Asistíamos ambos, con un puñado de familiares y gentes anarquistas y republicanas, a la inhumación definitiva en el cementerio de Huesca de Constantino Campo, asesinado en 1937. Te miré y, por primera vez, fui consciente de tu fragilidad, de la vejez sustentada en ese bastón rojinegro que no te abandonaba en los últimos tiempos. Te abracé, sonreíste y navegaron por ese instante de ternura las imágenes de las calles recorridas, de los gritos y cánticos corales reunidos a la vera de la Fuente de las Musas, entre pancartas, en esa misma plaza donde las miradas aún chispeantes de nuestra juventud oteaban tu presencia y la de Mariano Viñuales, el viejo luchador comunista.
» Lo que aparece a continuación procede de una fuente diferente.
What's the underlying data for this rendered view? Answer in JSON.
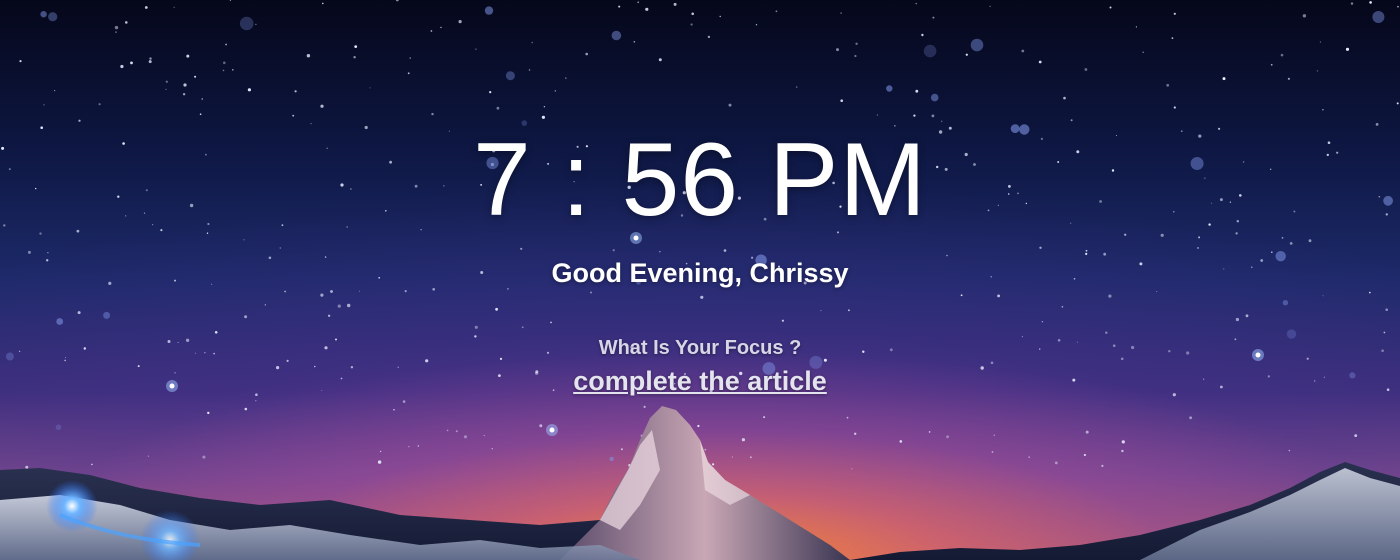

Nos apelotonábamos alrededor vuestro. Abrazos. Saludos. Admiración. Había cierta emoción en vuestros ojos, que tantos desgarros habían presenciado en el pasado, y brillaban en esos momentos con el conmovedor orgullo de quienes, ante el presente luminoso, dan por bien empleados los años oscuros de lucha. Nos parecíais, entonces, inmortales; dos adorables abuelos guerrilleros antifascistas cuyos corazones seguían bombeando la férrea voluntad de cambiar el mundo. Cuando los latidos de Mariano se detuvieron, tú seguiste fiel, revestido de elegante ancianidad, a aquella plaza, a las manifestaciones, a la reivindicación de justicia social, mientras nosotros íbamos dejando atrás los años mozos pisando, a tu lado, las calles con la madurada firmeza de las convicciones arraigadas, mirándonos en el espejo de las tuyas y arropándote en aquellas interminables jornadas en el cementerio de Las Mártires, desenterrando los huesos agujereados de los desaparecidos, pero nunca olvidados, entre los que tú soñabas encontrar a tus hermanos, José y Román.
Hoy, Martín Arnal Mur, compañero libertario, hubiera cumplido cien años, pero su corazón se quebró el 21 de octubre dejándonos huérfanos de su presencia y herederos de un legado imperecedero para compartir y transmitir.